G = Individual pieces
CD = Albums and EPs

*G catalogue*

37 - Potato Wife
38 - Exhibit A
39 - Potata Knife
40 - Oud Inventions
41 - Kwannukamas
42 - I'm Not a Marsupial
43 - Pachuco Incident (with Mango)
44 - **** (trilogy)
45 - Patience
46 - The Filler Variations
47 - Kiman Dobenz
48 - Worry in the Fashion of Burger Man
49 - Patience II
50 - Call it Today
51 - The Return of Pancho
52 - Monoliths
53 - Mr. Pachuco Walks Cakes for a Living
54 - Does This Sound Serious Enough?
55 - Bootz
56 - Barbecue Yuppy Convention
57 - I Attempt to Soothe My Ears
58 - Theme from Roman Polanski's ****
59 - Cthulhu's Bar & Grill
60 - Train Station
61 - Riot
62 - A Whole Month
63 - The Collected Works
64 - Work Week Walk
65 - The Old Greats (Don't Take the A-Train / It's Barely Spring / Stay Away from the South Rampart Street Parade)
66 - Mormon Jive
67a - Cheezim
67b - Cheezax
68 - Mumblin' Breads
69 - Coma Man
70 - Hungry
71 - Fire ****
72 - Lakeside Cabin
73 - ******* ****
74 - Combination Drudgery
75 - Nose
76 - Krubs
77 - Cheese Greater
78 - It Causes Deases
79 - Difficult Like Sunday Afternoon
80 - Rolf on Drugs
81 - Glitch in the Software
82 - Vampires

*CD catalogue*

*3 - Kwannukamas*
My only release to be exclusively on CD-R. All live or layered recordings of various compositions, the title track is an aleatoric piece using simple d6 rolls related to material blocks.
Collects G 37-42

*4 - Residential Home Music*
Two track EP featuring bizarre spoken word and a ritualist sort of thing.
Collects G 55 & 56

*5 - The 20th Century*
Similar to The Salad although far more original, and no tacky clown music.
Collects G 43-51

*6 - An Evening of Light Musical Entertainment* _(currently unavailable)_
My earliest listenable attempts at using orchestra size instrumentation, I avoid the term "orchestra" in and of itself as I wasn't aware of the instruments making up a standard orchestra at the time. Like The Salad it borrows far too much from its influences, in this case Messiaen.
Collects G 52-54

*7 - Tableshit*
A return to my roots, this is a taster of what much of the lost music I mentioned in the first part of this catalogue would have sounded like.
Collects G 61-82, almost all in both original and alternative arrangements, though a couple are original only.

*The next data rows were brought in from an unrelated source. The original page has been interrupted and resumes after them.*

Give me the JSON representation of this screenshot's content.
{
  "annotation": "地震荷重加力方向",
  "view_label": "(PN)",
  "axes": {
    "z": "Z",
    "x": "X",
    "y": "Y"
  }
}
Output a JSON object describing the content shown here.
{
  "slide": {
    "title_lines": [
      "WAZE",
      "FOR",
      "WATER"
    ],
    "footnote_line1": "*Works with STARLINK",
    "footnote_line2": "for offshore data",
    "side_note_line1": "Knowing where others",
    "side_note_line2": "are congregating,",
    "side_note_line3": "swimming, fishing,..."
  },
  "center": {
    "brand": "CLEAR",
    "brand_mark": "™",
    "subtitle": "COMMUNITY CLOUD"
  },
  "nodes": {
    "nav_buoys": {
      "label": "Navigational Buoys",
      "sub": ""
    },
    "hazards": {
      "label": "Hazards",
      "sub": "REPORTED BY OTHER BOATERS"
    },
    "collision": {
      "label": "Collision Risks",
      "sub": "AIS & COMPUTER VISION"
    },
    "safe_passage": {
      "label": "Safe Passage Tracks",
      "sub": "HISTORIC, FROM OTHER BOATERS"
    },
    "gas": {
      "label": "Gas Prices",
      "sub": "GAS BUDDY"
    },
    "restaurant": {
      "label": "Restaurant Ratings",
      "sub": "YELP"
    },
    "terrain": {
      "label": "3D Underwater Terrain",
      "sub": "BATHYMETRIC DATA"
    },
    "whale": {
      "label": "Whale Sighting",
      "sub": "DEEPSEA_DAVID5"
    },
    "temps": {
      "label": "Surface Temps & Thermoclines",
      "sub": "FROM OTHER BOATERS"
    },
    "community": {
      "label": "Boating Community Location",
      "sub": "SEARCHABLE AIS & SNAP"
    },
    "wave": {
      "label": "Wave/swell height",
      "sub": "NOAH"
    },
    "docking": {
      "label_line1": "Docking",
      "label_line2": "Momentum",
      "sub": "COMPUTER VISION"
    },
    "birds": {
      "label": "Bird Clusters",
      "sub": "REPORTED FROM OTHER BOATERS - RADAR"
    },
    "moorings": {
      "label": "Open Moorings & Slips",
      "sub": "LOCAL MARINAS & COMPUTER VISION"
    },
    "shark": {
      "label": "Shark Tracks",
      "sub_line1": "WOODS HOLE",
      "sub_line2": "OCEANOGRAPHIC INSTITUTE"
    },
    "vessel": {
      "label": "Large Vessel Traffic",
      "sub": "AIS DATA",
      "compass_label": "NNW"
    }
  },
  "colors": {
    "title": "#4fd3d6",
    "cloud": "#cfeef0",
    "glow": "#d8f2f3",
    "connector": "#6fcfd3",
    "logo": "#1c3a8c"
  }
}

*8 - Pizazza LP* _(currently unavailable)_
The second in my series of guitar improvisation collections, again recorded and released all in one day, this time with good sound quality.
Collects G 57-60

*9 - Stuff That Doesn't Suck Quite as Bad as the Rest of the Stuff* _(currently unavailable)_
Highlights from digital harsh noise experiments done in 2008.
Collects G 23, 24, 30 & 33-35

----------------------------

Other 2009 releases are largely unimportant and I'll be adding those much later on.

2010, 2011 and near future releases will be posted tomorrow, I'm feeling lazy now.


----------



## ComposerOfAvantGarde (Dec 2, 2011)

Could you possibly tell me what **** (trilogy), Fire **** and ******* **** are? I'm having difficulty understanding what they are called since TC censored them. Maybe tell me in code so TC doesn't censor them.


----------



## Crudblud (Dec 29, 2011)

Shirt (trilogy), Fire Fork, Forking Shirt.


----------



## ComposerOfAvantGarde (Dec 2, 2011)

Haha I see now.


----------